Meilleurtaux constate un attentisme du côté des banques : si près de 50 % de ses banques partenaires baissent leurs taux de crédit en février, ce recul n’excède pas 0,10 point, soit l’équivalent d’une baisse de moins de 10 € sur 1000 € de mensualité. 23 % des établissements partenaires ont décidé d’augmenter très légèrement leurs taux, de 0,05 point, quand 30 % les ont maintenus au même niveau. Reste que toutes ces évolutions sont trop faibles pour influer sur le taux moyen sur 15 ans, actuellement stable aux alentours de 3,80 %.

Hausse des transactions au 2e semestre 2009

Le second semestre 2009 a rectifié le tir du premier grâce à une sensible remontée des transactions immobilières. Résultat, au total, le nombre de compromis de vente signés en 2009 a progressé de 13 % en Ile-de-France, 15 % à Paris, 18 % en Aquitaine, 16 % à Lyon et 10,5 % sur l’ensemble du territoire par rapport à 2008. Et deux tiers ont été signés au cours des derniers mois de l’année.

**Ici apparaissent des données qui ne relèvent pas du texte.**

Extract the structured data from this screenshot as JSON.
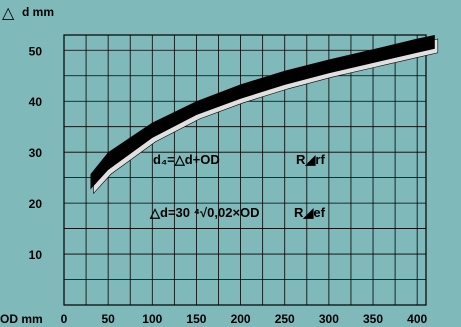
{
  "chart_data": {
    "type": "area",
    "ylabel_symbol": "△",
    "ylabel": "d mm",
    "xlabel": "OD mm",
    "x_ticks": [
      0,
      50,
      100,
      150,
      200,
      250,
      300,
      350,
      400
    ],
    "y_ticks": [
      10,
      20,
      30,
      40,
      50
    ],
    "xlim": [
      0,
      410
    ],
    "ylim": [
      0,
      53
    ],
    "grid": true,
    "band": {
      "x": [
        30,
        50,
        100,
        150,
        200,
        250,
        300,
        350,
        400,
        420
      ],
      "upper": [
        25.7,
        30.0,
        35.8,
        40.0,
        43.3,
        46.0,
        48.2,
        50.2,
        52.3,
        53.0
      ],
      "lower": [
        22.7,
        26.5,
        32.8,
        37.3,
        40.5,
        43.2,
        45.5,
        47.5,
        49.5,
        50.3
      ]
    },
    "annotations": {
      "formula1": "d₄=△d+OD",
      "formula1_tag": "R◢rf",
      "formula2": "△d=30 ⁴√0,02×OD",
      "formula2_tag": "R◢ef"
    },
    "colors": {
      "background": "#7fb9ba",
      "band": "#000000",
      "band_shadow": "#e0e0e0",
      "grid": "#000000"
    }
  }
}
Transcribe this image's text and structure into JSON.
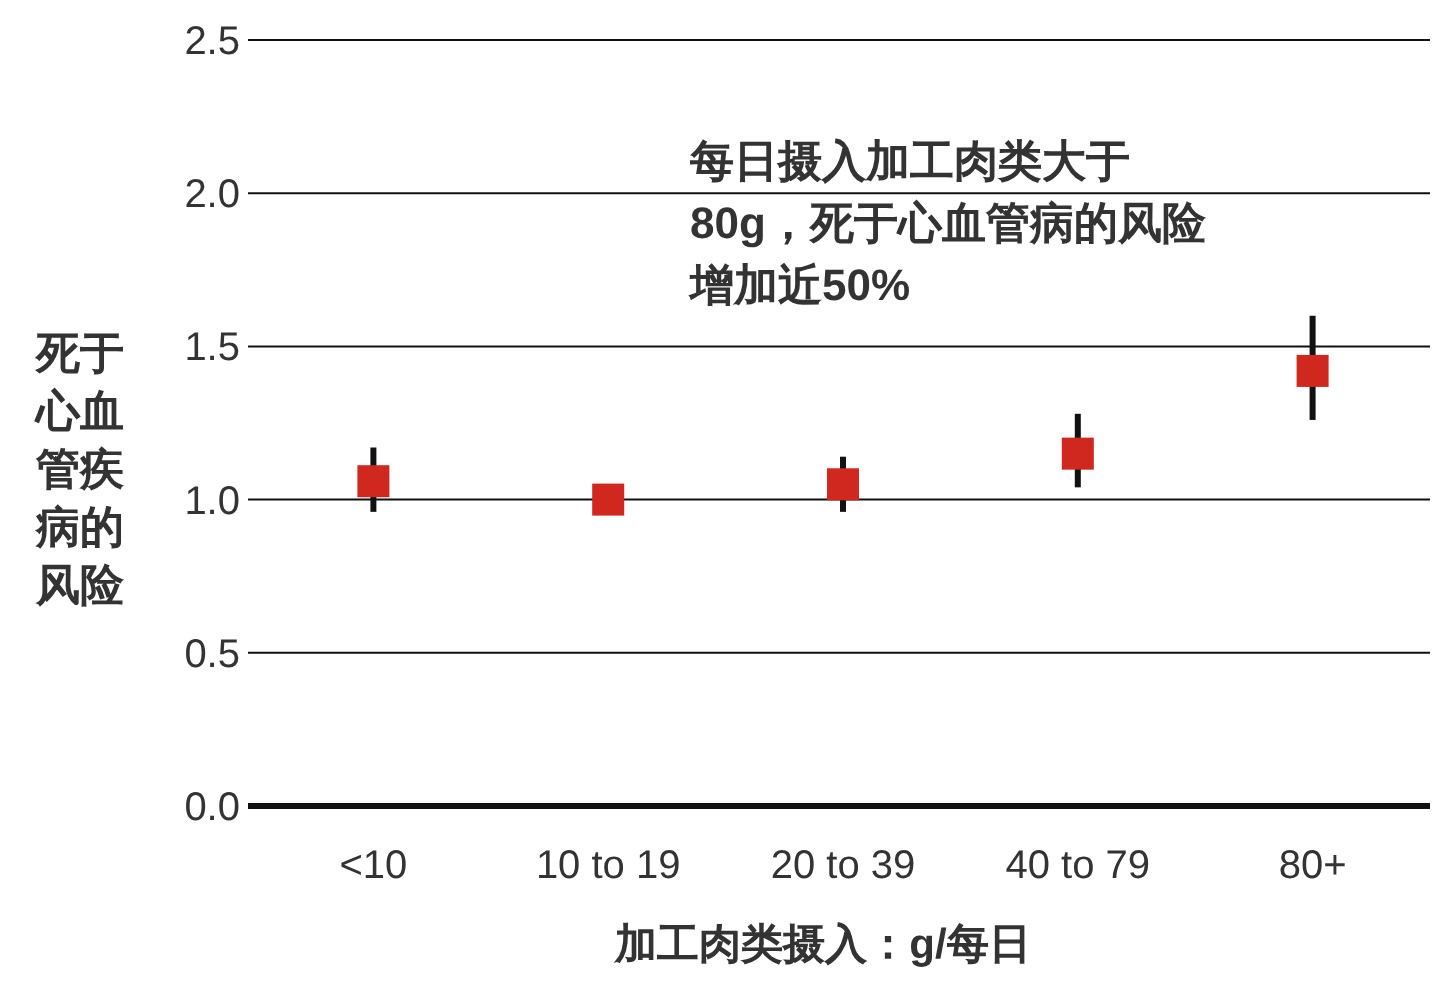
{
  "chart_data": {
    "type": "scatter",
    "categories": [
      "<10",
      "10 to 19",
      "20 to 39",
      "40 to 79",
      "80+"
    ],
    "values": [
      1.06,
      1.0,
      1.05,
      1.15,
      1.42
    ],
    "errors": [
      [
        0.96,
        1.17
      ],
      null,
      [
        0.96,
        1.14
      ],
      [
        1.04,
        1.28
      ],
      [
        1.26,
        1.6
      ]
    ],
    "color": "#d0271f",
    "marker": "square",
    "ylim": [
      0,
      2.5
    ],
    "yticks": [
      {
        "value": 0,
        "label": "0.0"
      },
      {
        "value": 0.5,
        "label": "0.5"
      },
      {
        "value": 1,
        "label": "1.0"
      },
      {
        "value": 1.5,
        "label": "1.5"
      },
      {
        "value": 2,
        "label": "2.0"
      },
      {
        "value": 2.5,
        "label": "2.5"
      }
    ],
    "grid": "y",
    "xlabel": "加工肉类摄入：g/每日",
    "ylabel": "死于心血管疾病的风险",
    "annotations": [
      "每日摄入加工肉类大于",
      "80g，死于心血管病的风险",
      "增加近50%"
    ]
  }
}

Même constat du côté des Notaires de France qui indiquent dans le dernier bilan de leur baromètre que "l’amélioration du marché précédemment constatée paraît se maintenir et même se confirmer à la fin de l’année 2009". En province, comme en Ile-de-France, on assiste à une augmentation du volume des transactions qui devraient se situer pour l’ensemble de l’année 2009 aux alentours de 590 000. C’est loin du record de 2006 (831 000 ventes), mais la barre symbolique des 500 000 transactions à été franchie, déjouant les pronostics pessimistes. Cependant, la Chambre des notaires tempère : "l’avenir est cependant loin d’être totalement assuré : crainte d’augmentation du chômage, incertitude sur la pérennité des taux des prêts immobilier".
Le marché a surtout progressé sur les petites surfaces qui ont attiré les primo-accédants dopés par des taux d’intérêts historiquement bas.
Le marché des logements familiaux de 3 pièces et plus, ne s’est que partiellement débloqué en fin d’année. Car si la demande s’est renforcée ces derniers mois, l’offre de biens reste globalement faible. Beaucoup de vendeurs potentiels, surtout s’ils détiennent des actifs de qualité et qu’ils ne sont pas pressés, ont continué jusqu’ici à reporter la mise sur le marché. La stabilisation voire la remontée des prix sur plusieurs trimestres pourrait les rassurer et venir à bout de leur attentisme.
Concernant les prix, l’indice des Notaires-INSEE est désormais en régression de 7,5 % sur un an pour les appartements et de 9,5 % pour les maisons en région Ile-de-France, Pour la province, le recul sur un an est respectivement de 6,9 % et 8,5 %.